Nested PCR reactions were performed using bisulfite-treated DNA (Tables S8, S9) as described (Market-Velker et al., 2010) with the following adaptions: illustra PuReTaq Ready-To-Go PCR Beads were used. 1 µl bisulfite-treated DNA was used for the first round of PCR, then 4 µl of the first-round PCR seeded the second-round PCR reaction. Two independent PCR reactions were set up for both the first and second round. Second-round PCR products were cloned using the StrataClone PCR Cloning Kit (Agilent). At least 20 colonies per plate were picked and analyzed for the insert using EcoRI digestion. Clones containing an insert of the correct size were submitted for Sanger sequencing analysis at the University of Pennsylvania DNA Sequencing Facility. Sequences were analyzed using the QUMA website (Kumaki et al., 2008; quma.cdb.riken.jp/).

Analyses were completed using GraphPad Prism software with the following exceptions: variance {σ²=[Σ(x_i−x¯)²]/[n−1]} was calculated in Microsoft Excel using the VAR.S function, and the Fligner-Killeen test of homogeneity of variances was calculated in R (www.r-project.org/). Chi-square and Fisher's exact test were calculated on the GraphPad website (https://graphpad.com/quickcalcs/chisquared1.cfm, https://graphpad.com/quickcalcs/contingency1.cfm). Sample size was determined by conducting smaller pilot studies. The investigators were not blinded to the identity of the samples during analysis.

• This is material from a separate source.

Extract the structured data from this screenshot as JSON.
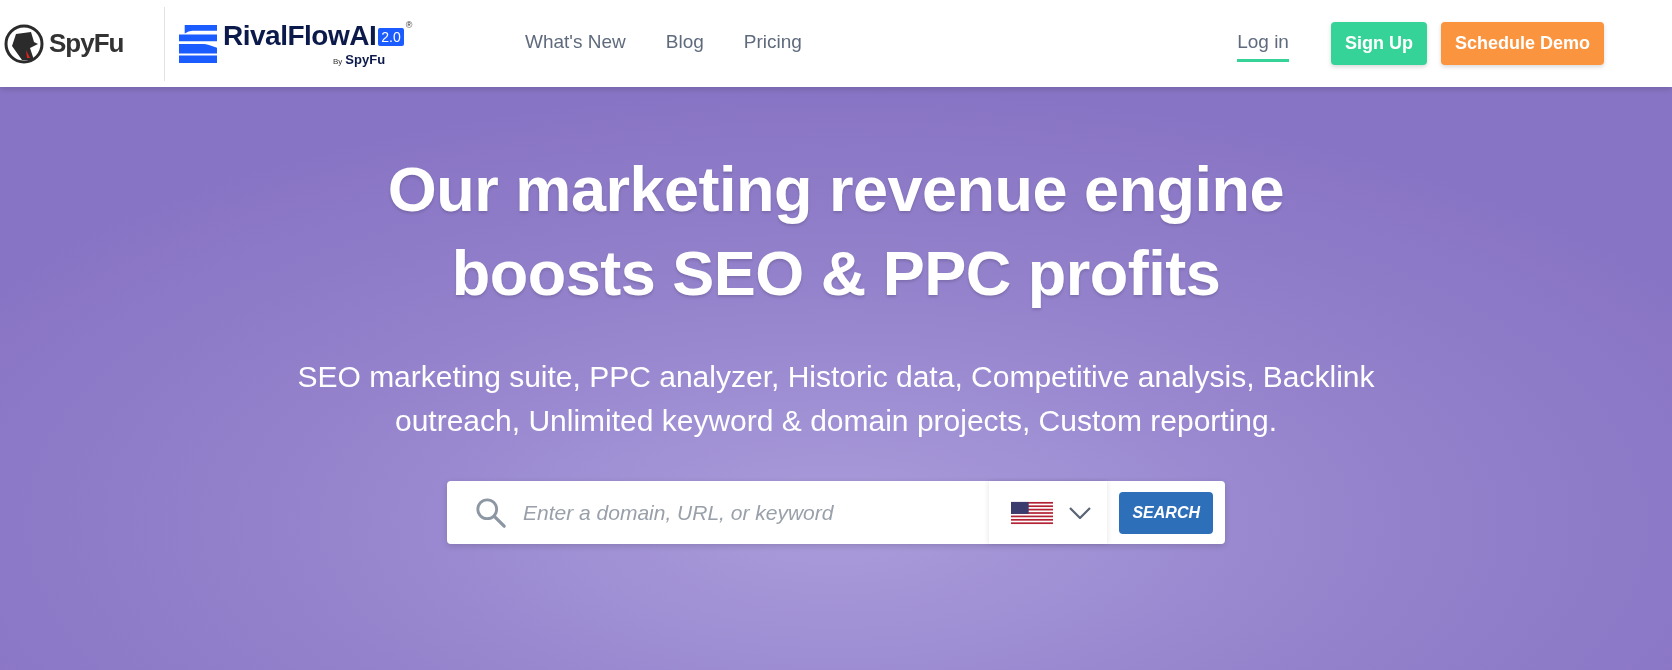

We thank Dr Guo-Liang Xu and Dr Mingjiang Xu for the Tet1/Tet2 DKO sperm samples; the members of the M.S.B. lab for thoughtful discussions and review of the manuscript, especially Frances Xin, Blake Caldwell and Aimee Juan; Blake Caldwell for experimental assistance; and Anthony Angueira for statistical advice. The content is solely the responsibility of the authors and does not necessarily represent the official views of the National Institutes of Health.